ATTRIBUTED TO EPIKTETOS, CIRCA 510 B.C.

Details
AN ATTIC RED-FIGURED VOLUTE-KRATER FRAGMENT
ATTRIBUTED TO EPIKTETOS, CIRCA 510 B.C.
14 5/8 in. (37.1 cm.) wide
Provenance
with N. Koutoulakis (1910-1996), Geneva.
Acquired by the current owner from the above, 1988.
Literature
D. von Bothmer, "Reviewed Work(s): Die Entstehung und Entwicklung des Volutenkraters von den frühesten Anfängen bis zur Ausprägung des kanonischen Stils in der attisch schwarzfigurigen Vasenmalerei by Konrad Hitzl" in Gnomon 57 Bd., H. 1, 1985, p. 67.
J. Gaunt, The Attic Volute-Krater (Ph.D. diss. New York University), 2002, p. 512, no.
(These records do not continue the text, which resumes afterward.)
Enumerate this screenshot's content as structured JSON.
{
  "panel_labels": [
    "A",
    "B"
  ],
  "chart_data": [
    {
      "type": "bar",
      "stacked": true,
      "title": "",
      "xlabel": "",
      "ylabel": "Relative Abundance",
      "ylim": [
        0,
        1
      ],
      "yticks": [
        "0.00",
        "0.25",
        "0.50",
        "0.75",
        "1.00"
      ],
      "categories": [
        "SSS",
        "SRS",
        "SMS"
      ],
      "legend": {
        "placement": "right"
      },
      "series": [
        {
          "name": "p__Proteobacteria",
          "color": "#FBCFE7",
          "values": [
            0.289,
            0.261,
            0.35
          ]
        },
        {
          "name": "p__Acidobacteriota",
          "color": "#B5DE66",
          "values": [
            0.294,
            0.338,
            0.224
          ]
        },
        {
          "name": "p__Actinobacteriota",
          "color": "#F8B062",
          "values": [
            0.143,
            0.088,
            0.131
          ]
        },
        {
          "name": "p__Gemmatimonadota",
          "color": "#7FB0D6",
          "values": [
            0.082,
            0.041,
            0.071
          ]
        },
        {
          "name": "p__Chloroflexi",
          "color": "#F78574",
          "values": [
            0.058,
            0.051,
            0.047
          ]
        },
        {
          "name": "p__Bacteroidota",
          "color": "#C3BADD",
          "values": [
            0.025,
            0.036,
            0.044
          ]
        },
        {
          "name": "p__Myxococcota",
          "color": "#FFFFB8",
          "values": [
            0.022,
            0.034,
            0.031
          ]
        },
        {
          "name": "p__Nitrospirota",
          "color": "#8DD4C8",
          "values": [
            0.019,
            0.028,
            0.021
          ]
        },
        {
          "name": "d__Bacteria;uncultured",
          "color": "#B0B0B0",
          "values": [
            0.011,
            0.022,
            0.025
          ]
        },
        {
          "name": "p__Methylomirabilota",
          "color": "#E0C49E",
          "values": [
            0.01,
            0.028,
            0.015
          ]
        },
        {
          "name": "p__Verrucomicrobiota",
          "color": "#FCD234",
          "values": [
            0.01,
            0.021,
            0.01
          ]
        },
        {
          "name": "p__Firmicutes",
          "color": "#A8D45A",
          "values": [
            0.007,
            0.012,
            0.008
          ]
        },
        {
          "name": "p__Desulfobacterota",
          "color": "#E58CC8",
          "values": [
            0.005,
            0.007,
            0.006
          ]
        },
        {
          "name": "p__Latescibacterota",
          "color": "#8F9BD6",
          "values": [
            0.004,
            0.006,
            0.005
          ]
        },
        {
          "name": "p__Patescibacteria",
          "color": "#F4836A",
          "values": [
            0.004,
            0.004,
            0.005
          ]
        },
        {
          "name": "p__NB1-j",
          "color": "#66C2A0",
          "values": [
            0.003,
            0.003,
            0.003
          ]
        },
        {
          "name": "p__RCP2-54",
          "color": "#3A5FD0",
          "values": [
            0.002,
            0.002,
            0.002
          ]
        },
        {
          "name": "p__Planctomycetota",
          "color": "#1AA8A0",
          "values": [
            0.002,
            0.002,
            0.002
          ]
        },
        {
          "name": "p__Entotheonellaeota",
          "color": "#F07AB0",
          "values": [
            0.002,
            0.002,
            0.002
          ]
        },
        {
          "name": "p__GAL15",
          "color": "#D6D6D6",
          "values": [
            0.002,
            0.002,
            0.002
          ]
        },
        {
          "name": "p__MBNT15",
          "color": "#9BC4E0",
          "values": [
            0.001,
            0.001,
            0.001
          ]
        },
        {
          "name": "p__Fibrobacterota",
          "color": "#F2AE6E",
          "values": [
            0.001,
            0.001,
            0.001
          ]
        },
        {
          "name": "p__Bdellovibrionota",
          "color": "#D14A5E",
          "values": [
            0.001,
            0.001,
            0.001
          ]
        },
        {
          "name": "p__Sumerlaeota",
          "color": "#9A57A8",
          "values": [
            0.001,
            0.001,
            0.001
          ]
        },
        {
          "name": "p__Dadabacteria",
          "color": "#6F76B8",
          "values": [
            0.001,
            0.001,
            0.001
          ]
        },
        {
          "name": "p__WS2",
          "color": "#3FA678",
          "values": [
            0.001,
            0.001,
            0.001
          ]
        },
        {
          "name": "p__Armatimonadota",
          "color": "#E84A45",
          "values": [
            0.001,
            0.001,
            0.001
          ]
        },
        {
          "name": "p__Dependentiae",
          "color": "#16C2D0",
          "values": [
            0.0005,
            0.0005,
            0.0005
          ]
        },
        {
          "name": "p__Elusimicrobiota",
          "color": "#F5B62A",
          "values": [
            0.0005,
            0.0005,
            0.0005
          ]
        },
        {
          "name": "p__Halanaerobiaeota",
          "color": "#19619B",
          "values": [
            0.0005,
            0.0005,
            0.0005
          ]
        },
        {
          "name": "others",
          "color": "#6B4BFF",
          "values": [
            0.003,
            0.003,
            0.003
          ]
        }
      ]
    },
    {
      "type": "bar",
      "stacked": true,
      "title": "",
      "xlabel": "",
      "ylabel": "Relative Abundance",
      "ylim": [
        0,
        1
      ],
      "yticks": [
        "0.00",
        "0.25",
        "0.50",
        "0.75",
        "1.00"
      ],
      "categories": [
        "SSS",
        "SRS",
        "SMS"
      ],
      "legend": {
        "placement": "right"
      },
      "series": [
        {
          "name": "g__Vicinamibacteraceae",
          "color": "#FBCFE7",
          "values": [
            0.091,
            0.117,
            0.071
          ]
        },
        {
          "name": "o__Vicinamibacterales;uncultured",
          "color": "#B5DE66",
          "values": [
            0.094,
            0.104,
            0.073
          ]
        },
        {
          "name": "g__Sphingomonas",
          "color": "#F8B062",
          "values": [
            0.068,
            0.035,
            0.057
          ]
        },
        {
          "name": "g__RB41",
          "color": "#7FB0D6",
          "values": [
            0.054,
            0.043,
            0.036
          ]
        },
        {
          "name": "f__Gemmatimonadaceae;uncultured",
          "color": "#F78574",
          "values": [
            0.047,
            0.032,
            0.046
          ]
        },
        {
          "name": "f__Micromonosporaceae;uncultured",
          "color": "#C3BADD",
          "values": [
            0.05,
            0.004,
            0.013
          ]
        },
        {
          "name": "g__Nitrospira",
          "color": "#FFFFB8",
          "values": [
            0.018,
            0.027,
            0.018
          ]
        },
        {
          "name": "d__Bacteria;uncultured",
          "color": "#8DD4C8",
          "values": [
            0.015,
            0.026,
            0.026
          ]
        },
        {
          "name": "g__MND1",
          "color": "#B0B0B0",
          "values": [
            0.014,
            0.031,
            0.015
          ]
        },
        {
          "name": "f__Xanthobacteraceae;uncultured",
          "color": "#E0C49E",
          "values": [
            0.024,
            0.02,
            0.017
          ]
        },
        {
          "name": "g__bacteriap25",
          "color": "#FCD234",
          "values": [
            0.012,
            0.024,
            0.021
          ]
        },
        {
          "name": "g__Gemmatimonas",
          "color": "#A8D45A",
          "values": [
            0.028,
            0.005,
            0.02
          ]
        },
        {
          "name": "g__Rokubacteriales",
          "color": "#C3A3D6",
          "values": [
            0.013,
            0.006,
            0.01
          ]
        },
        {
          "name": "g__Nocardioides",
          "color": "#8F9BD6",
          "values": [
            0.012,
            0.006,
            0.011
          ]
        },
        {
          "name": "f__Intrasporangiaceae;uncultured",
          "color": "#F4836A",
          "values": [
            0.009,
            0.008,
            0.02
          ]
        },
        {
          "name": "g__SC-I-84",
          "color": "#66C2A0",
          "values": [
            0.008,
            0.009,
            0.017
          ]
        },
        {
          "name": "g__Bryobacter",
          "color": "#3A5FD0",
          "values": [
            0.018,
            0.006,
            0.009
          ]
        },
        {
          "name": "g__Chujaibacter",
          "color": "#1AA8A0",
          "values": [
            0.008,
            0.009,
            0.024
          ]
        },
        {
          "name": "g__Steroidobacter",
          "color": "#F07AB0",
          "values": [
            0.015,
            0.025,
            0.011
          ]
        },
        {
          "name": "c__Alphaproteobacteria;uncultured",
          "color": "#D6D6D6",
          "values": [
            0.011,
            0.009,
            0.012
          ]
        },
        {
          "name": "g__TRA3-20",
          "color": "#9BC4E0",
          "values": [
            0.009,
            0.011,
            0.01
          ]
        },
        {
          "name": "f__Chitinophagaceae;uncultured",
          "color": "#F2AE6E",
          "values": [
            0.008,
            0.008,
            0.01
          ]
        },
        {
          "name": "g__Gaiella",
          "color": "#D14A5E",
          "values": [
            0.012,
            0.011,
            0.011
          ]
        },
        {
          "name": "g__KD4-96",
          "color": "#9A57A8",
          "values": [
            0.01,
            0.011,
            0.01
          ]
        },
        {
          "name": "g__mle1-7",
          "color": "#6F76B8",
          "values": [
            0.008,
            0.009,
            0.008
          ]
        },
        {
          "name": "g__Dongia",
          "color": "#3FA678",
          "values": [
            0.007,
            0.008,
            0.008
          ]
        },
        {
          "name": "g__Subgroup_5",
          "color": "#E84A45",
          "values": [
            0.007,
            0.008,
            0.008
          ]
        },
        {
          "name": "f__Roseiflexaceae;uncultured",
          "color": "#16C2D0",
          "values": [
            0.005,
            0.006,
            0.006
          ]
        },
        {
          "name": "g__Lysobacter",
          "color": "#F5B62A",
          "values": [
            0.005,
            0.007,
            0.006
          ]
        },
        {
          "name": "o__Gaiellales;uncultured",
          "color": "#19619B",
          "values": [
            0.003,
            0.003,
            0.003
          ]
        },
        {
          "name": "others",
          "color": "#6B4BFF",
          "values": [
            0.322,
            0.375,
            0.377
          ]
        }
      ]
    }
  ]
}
IV.6.

Lot Essay

This impressive volute-krater fragment is an unusually large vase for Epiktetos. Other than one calyx-krater painted early in his career, he was primarily a specialist in smaller vases, principally cups of various form and plates (see pp. 57-58 in J. Boardman, Athenian Red Figure Vases, The Archaic Period). Depicted on the neck of this fragment is a Dionysiac thiasos, framed below by elegant adorsed palmettes and above by a band of key on the vessel rim. The god is at the center, walking right but looking back, with a rhyton and grape vines in his hands, while a satyr and a maenad approach from either side, followed by satyrs and donkeys. For a similar thiasos on a skyphos by Epiktetos now in The British Museum, see pl. L in D. Paléothodoros, Épictétos. Inscriptions in the field include HIPPARCHOS KALOS.